Much of the information in digital library or digital information organization applications is in the form of text. Even when the application focuses on multimedia objects such as images, video or audio, these objects are primarily described using text or words and phrases from controlled vocabularies such as the Library of Congress Subject Headings. Compared to the data stored in traditional database systems, text is relatively unstructured and has less well-defined semantics. Consequently, the processes of indexing (both manual and automatic) and retrieving textual information are fundamental to digital library applications. Information retrieval (IR) is an area of both computer and information science that studies these processes.
Research on effective and efficient automatic techniques for IR has been underway in the United States and Europe since the 1960s (Sparck, Jones and Willett 1997). Dramatic improvements in disk storage technology and then the growth of Internet information access led to a significant increase in IR research activity in the 1990s. The U.S. government has also provided substantial funding in this area through efforts such as the DARPA TIPSTER project and NSF Digital Library Initiative. The TIPSTER project focused on the development of new techniques for text retrieval, filtering and extraction. The TREC annual evaluation conference was started by DARPA in conjunction with TIPSTER and is now run by the National Institute of Standards and Technology. TREC has resulted in standard text collections and evaluation methodologies that have increased both the size of the text-related research community and the number of new results.

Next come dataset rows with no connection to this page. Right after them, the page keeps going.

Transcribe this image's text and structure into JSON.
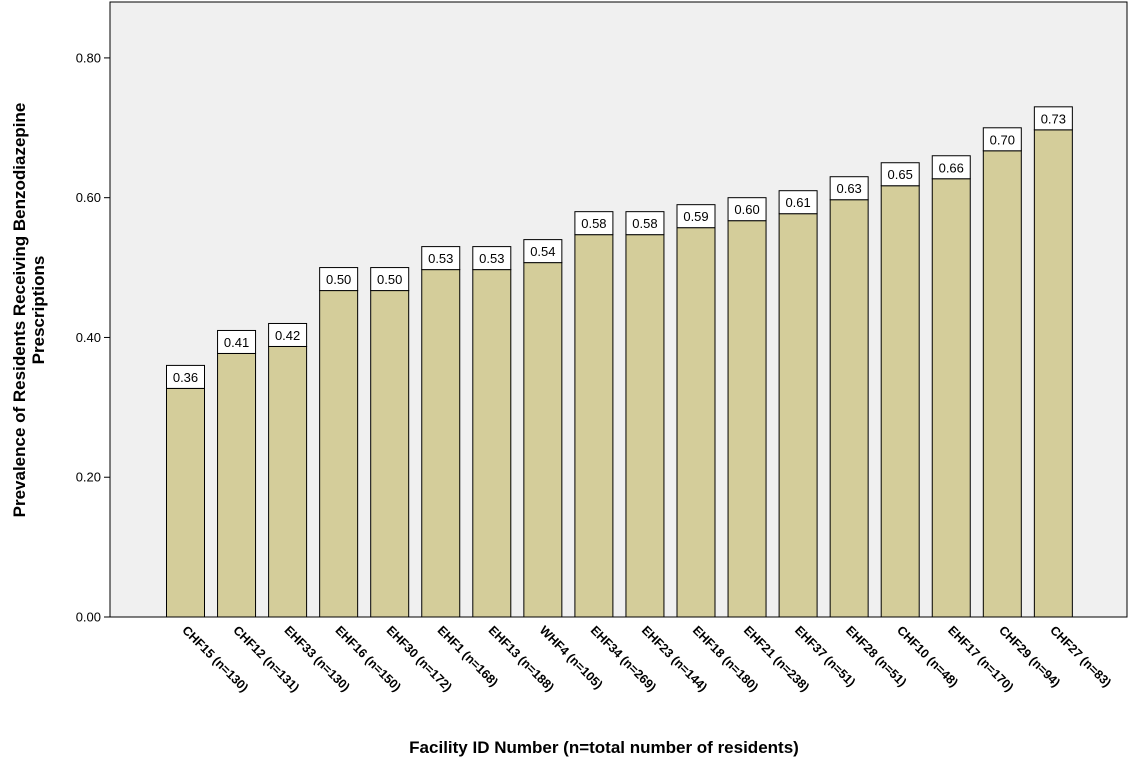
{
  "chart_data": {
    "type": "bar",
    "title": "",
    "xlabel": "Facility ID Number (n=total number of residents)",
    "ylabel_lines": [
      "Prevalence of Residents Receiving Benzodiazepine",
      "Prescriptions"
    ],
    "ylim": [
      0,
      0.88
    ],
    "yticks": [
      0.0,
      0.2,
      0.4,
      0.6,
      0.8
    ],
    "ytick_labels": [
      "0.00",
      "0.20",
      "0.40",
      "0.60",
      "0.80"
    ],
    "grid": false,
    "categories": [
      "CHF15 (n=130)",
      "CHF12 (n=131)",
      "EHF33 (n=130)",
      "EHF16 (n=150)",
      "EHF30 (n=172)",
      "EHF1 (n=168)",
      "EHF13 (n=188)",
      "WHF4 (n=105)",
      "EHF34 (n=269)",
      "EHF23 (n=144)",
      "EHF18 (n=180)",
      "EHF21 (n=238)",
      "EHF37 (n=51)",
      "EHF28 (n=51)",
      "CHF10 (n=48)",
      "EHF17 (n=170)",
      "CHF29 (n=94)",
      "CHF27 (n=83)"
    ],
    "values": [
      0.36,
      0.41,
      0.42,
      0.5,
      0.5,
      0.53,
      0.53,
      0.54,
      0.58,
      0.58,
      0.59,
      0.6,
      0.61,
      0.63,
      0.65,
      0.66,
      0.7,
      0.73
    ],
    "value_labels": [
      "0.36",
      "0.41",
      "0.42",
      "0.50",
      "0.50",
      "0.53",
      "0.53",
      "0.54",
      "0.58",
      "0.58",
      "0.59",
      "0.60",
      "0.61",
      "0.63",
      "0.65",
      "0.66",
      "0.70",
      "0.73"
    ],
    "colors": {
      "bar": "#d4cd9a",
      "plot_bg": "#f0f0f0",
      "frame": "#000000"
    }
  }
}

In recent years, the IR research community in the United States has broadened its interests beyond retrieval to include new areas such as filtering, distributed and scalable IR, cross-lingual IR, information extraction, summarization, visualization, text data mining, and event detection.
In Japan, information retrieval research has not been a major focus of computer and information scientists until much more recently. Because of the relative difficulty of indexing Japanese text, much of the earlier work in Japan focused on hardware and software techniques to support exact matching of Boolean combinations of text strings. The first studies on the effectiveness of ranking techniques with Japanese text databases were not done until the 1990s (e.g., Ogawa et al. 1993) and some of those were done in the United States as part of the TIPSTER project (Fujii and Croft 1993). The advent of the Internet, the visibility of the U.S. government initiatives, and the general commercial interest in text search has changed this situation considerably. Many industry laboratories and university groups are working on a range of technologies for text. In addition, an increasing number of papers from Japan are submitted to the major IR conferences, new conferences focusing on Asian language issues have been started (e.g., IRAL 1997), and government initiatives exist in areas such as digital libraries.